В больнице было прохладно. Настя и сама бы не смогла сказать точно, как давно стоит посередине коридора, спиной ощущая причудливые завитушки высокой двери, но догадывалась, что вполне достаточно для того, чтобы простудиться. Дверь была заперта — Настя убедилась в этом, как только оказалась в коридоре. Сначала она пыталась дергать за ручку, но упрямое дерево не поддавалось ни на миллиметр. Можно было стоять в полумраке, или попытаться добраться до конца коридора — возможно, там окажется кто-нибудь, кто поможет ей.
(О, даже не сомневайся, Настенька — сделай только первый шаг!)
Настя вздрогнула — ей показалось, или, в самом деле, чей-то хриплый голос произнес это. Всего несколько слов — но здесь, в полутьме, они казалось, упали на плохо вымытый пол, чтобы отблескивать почти не скрываемым отчаянием.
Чуть позже, Настя шагнула навстречу тьме. Сделать первый шаг оказалось проще простого, куда сложнее было потом, когда крашенная белой краской дверь осталась в темноте. Коридор был широким, на полке светили люстры — матовые шары, покрытые пылью. Пол — затертый линолеум в серую и желтую клетку. Стены оказались до половины выкрашены зеленой краской, выше — посеревшая от времени штукатурка. Все как обычно, вот только в больнице не было ни души — Настя уже давно поняла это. Вначале она пыталась звать на помощь, но тихое эхо умирало в равнодушных стенах больницы.
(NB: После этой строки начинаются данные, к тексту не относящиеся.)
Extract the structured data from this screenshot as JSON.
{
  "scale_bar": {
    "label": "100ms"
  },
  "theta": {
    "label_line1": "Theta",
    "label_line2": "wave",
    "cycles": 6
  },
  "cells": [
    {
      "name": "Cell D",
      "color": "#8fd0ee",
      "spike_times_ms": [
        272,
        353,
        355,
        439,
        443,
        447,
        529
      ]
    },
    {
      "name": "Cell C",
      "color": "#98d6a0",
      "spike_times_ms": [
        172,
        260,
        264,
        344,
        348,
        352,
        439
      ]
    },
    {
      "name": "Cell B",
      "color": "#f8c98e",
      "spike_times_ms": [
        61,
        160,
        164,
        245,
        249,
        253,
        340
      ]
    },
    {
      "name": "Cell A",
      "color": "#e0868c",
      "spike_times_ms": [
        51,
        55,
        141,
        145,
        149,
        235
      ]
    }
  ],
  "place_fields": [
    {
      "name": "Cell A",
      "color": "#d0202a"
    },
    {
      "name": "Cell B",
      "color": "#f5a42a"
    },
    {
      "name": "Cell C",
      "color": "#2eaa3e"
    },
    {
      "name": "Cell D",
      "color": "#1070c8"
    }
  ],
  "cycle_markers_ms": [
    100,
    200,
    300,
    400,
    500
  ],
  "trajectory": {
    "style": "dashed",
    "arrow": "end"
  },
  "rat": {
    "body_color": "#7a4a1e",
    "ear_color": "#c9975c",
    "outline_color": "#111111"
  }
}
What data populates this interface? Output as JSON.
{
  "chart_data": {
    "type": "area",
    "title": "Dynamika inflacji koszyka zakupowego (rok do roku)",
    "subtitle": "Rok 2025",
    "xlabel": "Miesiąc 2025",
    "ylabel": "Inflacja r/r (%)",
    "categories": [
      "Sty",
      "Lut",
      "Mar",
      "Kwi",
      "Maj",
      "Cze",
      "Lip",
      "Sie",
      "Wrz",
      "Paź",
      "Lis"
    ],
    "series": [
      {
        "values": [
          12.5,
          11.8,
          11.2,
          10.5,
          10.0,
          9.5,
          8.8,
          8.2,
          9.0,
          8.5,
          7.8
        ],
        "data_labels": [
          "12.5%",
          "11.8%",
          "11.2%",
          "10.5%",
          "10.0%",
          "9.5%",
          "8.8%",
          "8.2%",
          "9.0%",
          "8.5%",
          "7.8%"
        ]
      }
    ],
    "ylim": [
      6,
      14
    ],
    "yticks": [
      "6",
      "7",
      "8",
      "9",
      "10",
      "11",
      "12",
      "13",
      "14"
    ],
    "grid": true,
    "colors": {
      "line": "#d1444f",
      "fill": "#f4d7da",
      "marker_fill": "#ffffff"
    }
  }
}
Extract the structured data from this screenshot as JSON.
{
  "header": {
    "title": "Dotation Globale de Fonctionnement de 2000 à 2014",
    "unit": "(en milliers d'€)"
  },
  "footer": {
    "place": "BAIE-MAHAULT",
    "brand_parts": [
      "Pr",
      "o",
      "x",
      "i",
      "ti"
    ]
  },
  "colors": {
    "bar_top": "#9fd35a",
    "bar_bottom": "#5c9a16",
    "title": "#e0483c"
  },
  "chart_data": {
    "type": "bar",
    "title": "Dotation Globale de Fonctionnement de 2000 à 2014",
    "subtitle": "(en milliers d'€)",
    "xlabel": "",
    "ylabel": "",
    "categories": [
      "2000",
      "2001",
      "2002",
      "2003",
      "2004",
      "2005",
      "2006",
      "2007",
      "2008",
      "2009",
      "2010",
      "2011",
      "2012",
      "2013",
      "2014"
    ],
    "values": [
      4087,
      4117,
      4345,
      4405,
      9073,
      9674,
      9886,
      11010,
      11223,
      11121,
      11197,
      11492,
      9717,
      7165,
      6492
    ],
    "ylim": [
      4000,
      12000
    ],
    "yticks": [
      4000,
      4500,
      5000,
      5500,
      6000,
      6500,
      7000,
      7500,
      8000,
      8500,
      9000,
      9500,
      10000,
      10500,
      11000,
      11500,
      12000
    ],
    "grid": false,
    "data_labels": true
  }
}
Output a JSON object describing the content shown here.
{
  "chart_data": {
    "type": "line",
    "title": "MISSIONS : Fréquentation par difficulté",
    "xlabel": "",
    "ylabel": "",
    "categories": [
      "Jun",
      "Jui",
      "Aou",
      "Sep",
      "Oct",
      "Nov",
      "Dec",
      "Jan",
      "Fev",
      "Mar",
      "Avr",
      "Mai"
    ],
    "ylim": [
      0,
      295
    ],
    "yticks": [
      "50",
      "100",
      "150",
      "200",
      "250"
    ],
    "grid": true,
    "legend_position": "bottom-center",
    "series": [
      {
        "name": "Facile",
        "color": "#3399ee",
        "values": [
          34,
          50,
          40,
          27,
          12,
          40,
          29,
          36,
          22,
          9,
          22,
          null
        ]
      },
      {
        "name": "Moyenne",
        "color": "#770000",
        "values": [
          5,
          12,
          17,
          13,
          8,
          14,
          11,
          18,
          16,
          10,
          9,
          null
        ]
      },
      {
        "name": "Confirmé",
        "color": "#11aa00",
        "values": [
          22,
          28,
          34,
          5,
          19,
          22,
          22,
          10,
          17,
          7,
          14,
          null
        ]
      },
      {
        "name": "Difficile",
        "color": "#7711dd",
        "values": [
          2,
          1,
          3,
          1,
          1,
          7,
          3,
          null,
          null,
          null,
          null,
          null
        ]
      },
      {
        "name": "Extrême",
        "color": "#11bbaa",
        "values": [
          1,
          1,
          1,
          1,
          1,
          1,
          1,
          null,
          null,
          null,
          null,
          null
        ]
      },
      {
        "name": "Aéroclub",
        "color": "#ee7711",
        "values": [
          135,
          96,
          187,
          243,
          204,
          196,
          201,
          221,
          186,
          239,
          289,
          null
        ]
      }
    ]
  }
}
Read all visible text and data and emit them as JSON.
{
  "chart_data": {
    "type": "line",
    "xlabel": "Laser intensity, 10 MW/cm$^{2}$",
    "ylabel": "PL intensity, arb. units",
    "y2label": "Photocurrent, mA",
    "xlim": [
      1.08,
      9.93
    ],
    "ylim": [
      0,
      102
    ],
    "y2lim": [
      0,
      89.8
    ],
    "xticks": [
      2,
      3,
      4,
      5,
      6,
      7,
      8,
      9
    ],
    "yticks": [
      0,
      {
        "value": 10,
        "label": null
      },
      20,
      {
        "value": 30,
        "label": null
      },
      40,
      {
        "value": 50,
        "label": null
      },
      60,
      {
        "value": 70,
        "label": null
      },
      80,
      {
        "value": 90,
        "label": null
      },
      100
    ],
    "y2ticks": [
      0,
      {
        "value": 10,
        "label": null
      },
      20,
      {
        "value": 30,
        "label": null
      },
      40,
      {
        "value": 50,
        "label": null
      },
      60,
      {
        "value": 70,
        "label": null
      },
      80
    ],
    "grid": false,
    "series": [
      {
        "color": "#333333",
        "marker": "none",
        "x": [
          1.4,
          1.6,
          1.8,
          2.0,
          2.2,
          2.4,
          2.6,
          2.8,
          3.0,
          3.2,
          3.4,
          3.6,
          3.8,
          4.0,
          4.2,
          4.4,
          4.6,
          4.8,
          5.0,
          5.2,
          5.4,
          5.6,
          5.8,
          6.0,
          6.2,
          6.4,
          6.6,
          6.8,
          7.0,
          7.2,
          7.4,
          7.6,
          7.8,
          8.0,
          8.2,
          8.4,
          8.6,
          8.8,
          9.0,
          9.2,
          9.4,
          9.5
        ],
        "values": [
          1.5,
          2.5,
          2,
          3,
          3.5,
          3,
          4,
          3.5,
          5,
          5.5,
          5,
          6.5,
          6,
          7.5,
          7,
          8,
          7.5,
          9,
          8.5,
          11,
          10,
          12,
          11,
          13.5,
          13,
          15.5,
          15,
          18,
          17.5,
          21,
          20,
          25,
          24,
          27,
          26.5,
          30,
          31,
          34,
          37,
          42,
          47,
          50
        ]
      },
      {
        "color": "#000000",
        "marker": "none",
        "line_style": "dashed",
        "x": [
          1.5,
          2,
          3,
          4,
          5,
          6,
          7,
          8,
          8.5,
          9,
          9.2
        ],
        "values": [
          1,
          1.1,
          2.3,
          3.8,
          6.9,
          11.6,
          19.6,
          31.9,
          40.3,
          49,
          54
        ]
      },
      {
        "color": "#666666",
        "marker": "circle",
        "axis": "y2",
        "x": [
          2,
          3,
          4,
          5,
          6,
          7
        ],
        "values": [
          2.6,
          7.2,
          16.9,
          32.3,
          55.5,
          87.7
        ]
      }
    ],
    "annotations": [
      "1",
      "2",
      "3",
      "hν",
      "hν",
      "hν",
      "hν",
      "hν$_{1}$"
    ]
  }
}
Настя обернулась — дверь уже не рассмотреть, она слишком далеко отошла от нее. Ей хотелось вернуться назад, но стоять у запертой двери наверняка было бы ошибкой. Дверь не откроется, сколько ни стучи в нее кулачками. Возможно, кто-то решил подшутить над ней, но шутка явно не удалась — она протухла и завоняла в тот самый миг, когда громко щелкнул дверной замок. Да и вообще — то, что она оказалась в больнице, смахивало на дурной сон. Она не должна быть здесь. Все дети, в это время, сладко спят в кроватках, прижимают к груди плюшевых оленят, не так ли Настя? О, несомненно — так бы ответила она, если бы кто-нибудь догадался спросить об этом. Вот только некому было задавать сейчас вопросы. Настя шмыгнула носом, и сделала еще один шаг.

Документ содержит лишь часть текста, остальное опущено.